In a letter to Nature, an international team of astronomers, including Marc Sarzi from the University of Hertfordshire, report the exciting discovery of a new way to measure the mass of supermassive black holes in galaxies. By measuring the speed with which carbon monoxide molecules orbit around such black holes, this new research opens the possibility of making these measurements in many more galaxies than ever before.

Image of Galaxy NGC4526 - the purple areas show the cold molecular gas which coincides with the dusty disk

A black hole is an object so dense that its gravity prevents anything, including light, from escaping. Supermassive black holes can be as much as a million to a billion times more massive than our Sun, and it is believed that most, if not all galaxies including the Milky Way, contain supermassive black holes at their centres - suggesting that the evolution of black holes and galaxies is very tightly linked.

Understanding the formation of the first galaxies, the way galaxies change over time, and the processes that have generated the variety of structures observed in nearby galaxies is one of the most active research areas in astrophysics.

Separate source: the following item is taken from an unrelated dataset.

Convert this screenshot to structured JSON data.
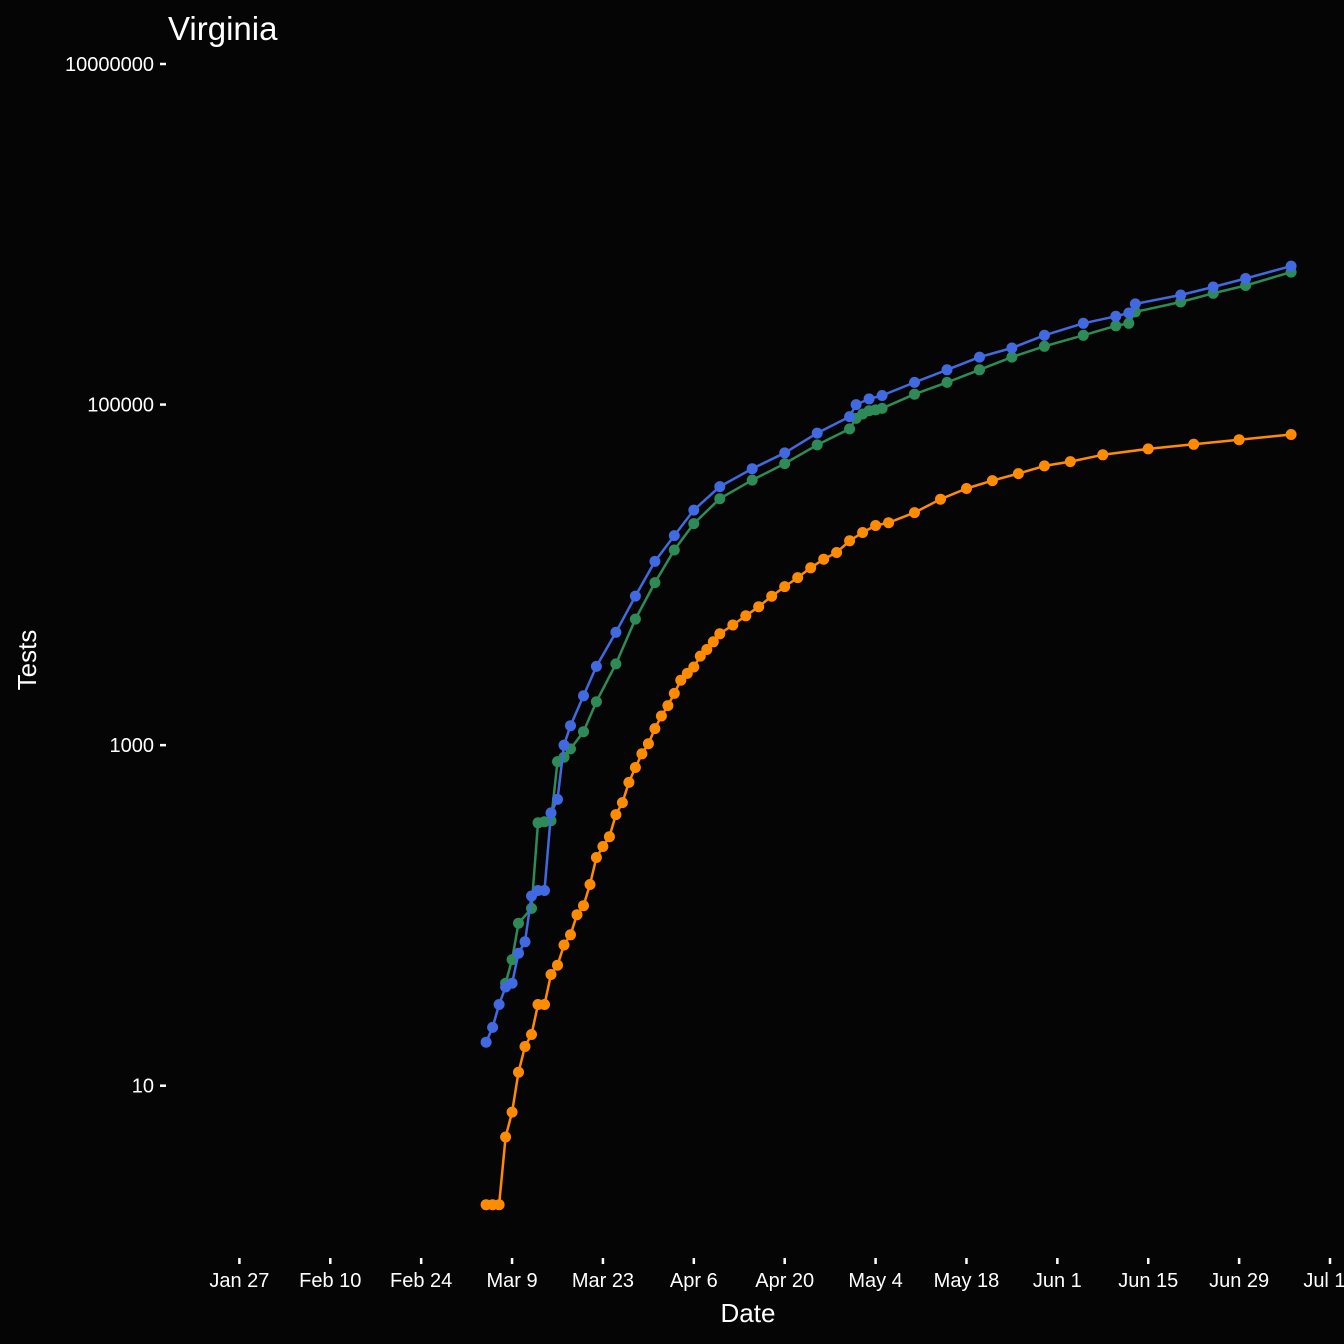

Marc Sarzi, from the University of Hertfordshire’s Centre for Astrophysics Research, said: “There is an intriguing link between the mass of supermassive black holes and the mass of their host galaxies, but this is based only on quite a small number of estimates. Until now only three methods were used to measure the mass of supermassive black holes and these only work on relatively nearby galaxies. With this new technique, we have been able to show that we can measure black hole masses much further out in the universe, which will help understanding the role that supermassive black holes played during the formation of galaxies.”

Tim Davis, lead author of the paper and from the European Southern Observatory, commented: “We observed carbon monoxide molecules in the galaxy we were monitoring using the Combined Array for Research in Millimeter-wave Astronomy (CARMA) telescope. With its super-sharp images we were able to zoom right into the centre of the galaxy and observe the gas whizzing around the black hole. This gas moves at a speed which is determined by the black-hole’s mass, and the distance from it. By measuring the velocity of the gas at each position, we can measure the mass of the black hole.”

The CARMA observations were rather challenging, but the new ALMA (Atacama Large Millimeter/submillimeter Array) telescope currently being built in Chile will allow this new technique to be applied more routinely to hundreds of galaxies in the nearby Universe.